What the result actually is

  • Method gets ~50% on ARC-AGI public evaluation set by having GPT‑4o generate ~8k Python programs per task and selecting ones that pass examples.
  • Private test set (the prize benchmark) is different; current private SOTA is ~34–35% and also around 50% on the public set.
  • It’s unclear whether this is true SOTA until independently reproduced and run on the private set.

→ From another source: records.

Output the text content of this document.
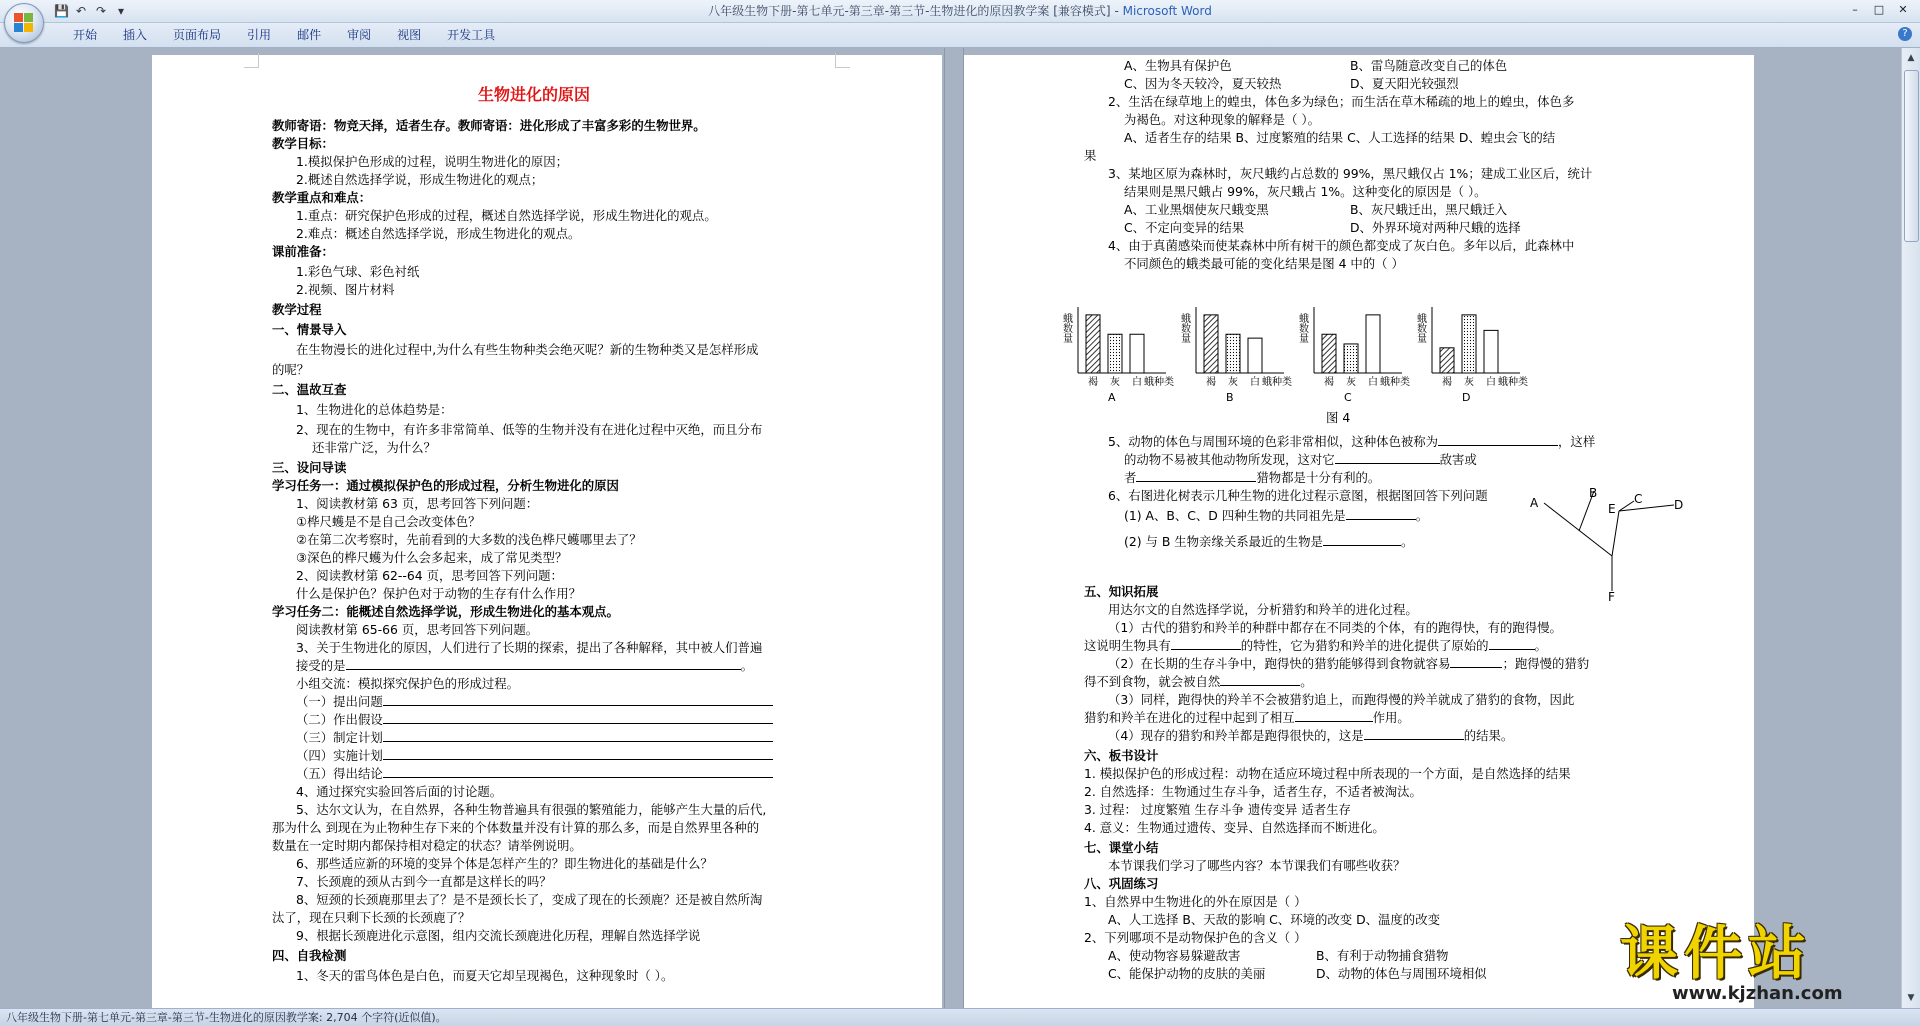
💾 ↶ ↷ ▾	八年级生物下册-第七单元-第三章-第三节-生物进化的原因教学案 [兼容模式] - Microsoft Word	–	□	✕
开始	插入	页面布局	引用	邮件	审阅	视图	开发工具	?
生物进化的原因
教师寄语：物竞天择，适者生存。教师寄语：进化形成了丰富多彩的生物世界。
教学目标：
1.模拟保护色形成的过程，说明生物进化的原因；
2.概述自然选择学说，形成生物进化的观点；
教学重点和难点：
1.重点：研究保护色形成的过程，概述自然选择学说，形成生物进化的观点。
2.难点：概述自然选择学说，形成生物进化的观点。
课前准备：
1.彩色气球、彩色衬纸
2.视频、图片材料
教学过程
一、情景导入
在生物漫长的进化过程中,为什么有些生物种类会绝灭呢？新的生物种类又是怎样形成
的呢？
二、温故互查
1、生物进化的总体趋势是：
2、现在的生物中，有许多非常简单、低等的生物并没有在进化过程中灭绝，而且分布
还非常广泛，为什么？
三、设问导读
学习任务一：通过模拟保护色的形成过程，分析生物进化的原因
1、阅读教材第 63 页，思考回答下列问题：
①桦尺蠖是不是自己会改变体色？
②在第二次考察时，先前看到的大多数的浅色桦尺蠖哪里去了？
③深色的桦尺蠖为什么会多起来，成了常见类型？
2、阅读教材第 62--64 页，思考回答下列问题：
什么是保护色？保护色对于动物的生存有什么作用？
学习任务二：能概述自然选择学说，形成生物进化的基本观点。
阅读教材第 65-66 页，思考回答下列问题。
3、关于生物进化的原因，人们进行了长期的探索，提出了各种解释，其中被人们普遍
接受的是	。
小组交流：模拟探究保护色的形成过程。
（一）提出问题
（二）作出假设
（三）制定计划
（四）实施计划
（五）得出结论
4、通过探究实验回答后面的讨论题。
5、达尔文认为，在自然界，各种生物普遍具有很强的繁殖能力，能够产生大量的后代,
那为什么 到现在为止物种生存下来的个体数量并没有计算的那么多，而是自然界里各种的
数量在一定时期内都保持相对稳定的状态？请举例说明。
6、那些适应新的环境的变异个体是怎样产生的？即生物进化的基础是什么？
7、长颈鹿的颈从古到今一直都是这样长的吗？
8、短颈的长颈鹿那里去了？是不是颈长长了，变成了现在的长颈鹿？还是被自然所淘
汰了，现在只剩下长颈的长颈鹿了？
9、根据长颈鹿进化示意图，组内交流长颈鹿进化历程，理解自然选择学说
四、自我检测
1、冬天的雷鸟体色是白色，而夏天它却呈现褐色，这种现象时（ ）。
A、生物具有保护色	B、雷鸟随意改变自己的体色
C、因为冬天较冷，夏天较热	D、夏天阳光较强烈
2、生活在绿草地上的蝗虫，体色多为绿色；而生活在草木稀疏的地上的蝗虫，体色多
为褐色。对这种现象的解释是（ ）。
A、适者生存的结果 B、过度繁殖的结果 C、人工选择的结果 D、蝗虫会飞的结
果
3、某地区原为森林时，灰尺蛾约占总数的 99%，黑尺蛾仅占 1%；建成工业区后，统计
结果则是黑尺蛾占 99%，灰尺蛾占 1%。这种变化的原因是（ ）。
A、工业黑烟使灰尺蛾变黑	B、灰尺蛾迁出，黑尺蛾迁入
C、不定向变异的结果	D、外界环境对两种尺蛾的选择
4、由于真菌感染而使某森林中所有树干的颜色都变成了灰白色。多年以后，此森林中
不同颜色的蛾类最可能的变化结果是图 4 中的（ ）
蛾数量
蛾种类
褐 灰 白
A
蛾数量
蛾种类
褐 灰 白
B
蛾数量
蛾种类
褐 灰 白
C
蛾数量
蛾种类
褐 灰 白
D
图 4
5、动物的体色与周围环境的色彩非常相似，这种体色被称为	，这样
的动物不易被其他动物所发现，这对它	敌害或
者	猎物都是十分有利的。
6、右图进化树表示几种生物的进化过程示意图，根据图回答下列问题
(1) A、B、C、D 四种生物的共同祖先是	。
(2) 与 B 生物亲缘关系最近的生物是	。
A
B
E
C	D
F
五、知识拓展
用达尔文的自然选择学说，分析猎豹和羚羊的进化过程。
（1）古代的猎豹和羚羊的种群中都存在不同类的个体，有的跑得快，有的跑得慢。
这说明生物具有	的特性，它为猎豹和羚羊的进化提供了原始的	。
（2）在长期的生存斗争中，跑得快的猎豹能够得到食物就容易	；跑得慢的猎豹
得不到食物，就会被自然	。
（3）同样，跑得快的羚羊不会被猎豹追上，而跑得慢的羚羊就成了猎豹的食物，因此
猎豹和羚羊在进化的过程中起到了相互	作用。
（4）现存的猎豹和羚羊都是跑得很快的，这是	的结果。
六、板书设计
1. 模拟保护色的形成过程：动物在适应环境过程中所表现的一个方面，是自然选择的结果
2. 自然选择：生物通过生存斗争，适者生存，不适者被淘汰。
3. 过程： 过度繁殖 生存斗争 遗传变异 适者生存
4. 意义：生物通过遗传、变异、自然选择而不断进化。
七、课堂小结
本节课我们学习了哪些内容？本节课我们有哪些收获？
八、巩固练习
1、自然界中生物进化的外在原因是（ ）
A、人工选择 B、天敌的影响 C、环境的改变 D、温度的改变
2、下列哪项不是动物保护色的含义（ ）
A、使动物容易躲避敌害	B、有利于动物捕食猎物
C、能保护动物的皮肤的美丽	D、动物的体色与周围环境相似
▲
▼
课件站
www.kjzhan.com
八年级生物下册-第七单元-第三章-第三节-生物进化的原因教学案: 2,704 个字符(近似值)。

Brute force, search, and program synthesis

  • Many see the approach as “generate-and-test” program synthesis with a large outer search loop, not “pure reasoning” by the LLM.
  • Debate over whether this counts as brute force: critics say it’s dumb search over many candidates; defenders say 8k samples over a huge program space is heavily guided by the LLM, so more heuristic than brute.
  • Several suggest combining this with better search (MCTS, AlphaZero-like methods, genetic programming, specialized DSLs) and/or fine‑tuned models for further gains.

ARC as an AGI benchmark

  • Some argue ARC was designed to stress generalization, compositionality, and human-like “core knowledge,” so success by LLM+outer-loop actually supports the benchmark’s value.
  • Others think ARC is flawed: small data, distribution mismatch between training and eval, and vulnerable to Goodharting / benchmark gaming.
  • There’s disagreement whether solving ARC would mean anything close to AGI, or just “one narrow benchmark beaten by scale and clever wrappers.”

Training data contamination & fairness

  • Concerns that GPT‑4o likely saw the public ARC tasks and related discussions in training, which may help indirectly.
  • Counterpoint: merely seeing tasks once or a few times doesn’t trivially allow regurgitation, and the main difficulty is writing correct programs and search, not memorizing answers.

LLMs, intelligence, and “AGI”

  • Split views:
    • Some claim current LLMs already exhibit a weak but genuine form of general intelligence.
    • Others stress missing properties: robust world models, in-context learning comparable to humans, reliable reasoning, autonomy, and efficient learning from few examples.
  • Broad agreement that hybrid approaches (LLM + program search / tools / outer loops) are promising, but not yet “human-like AGI.”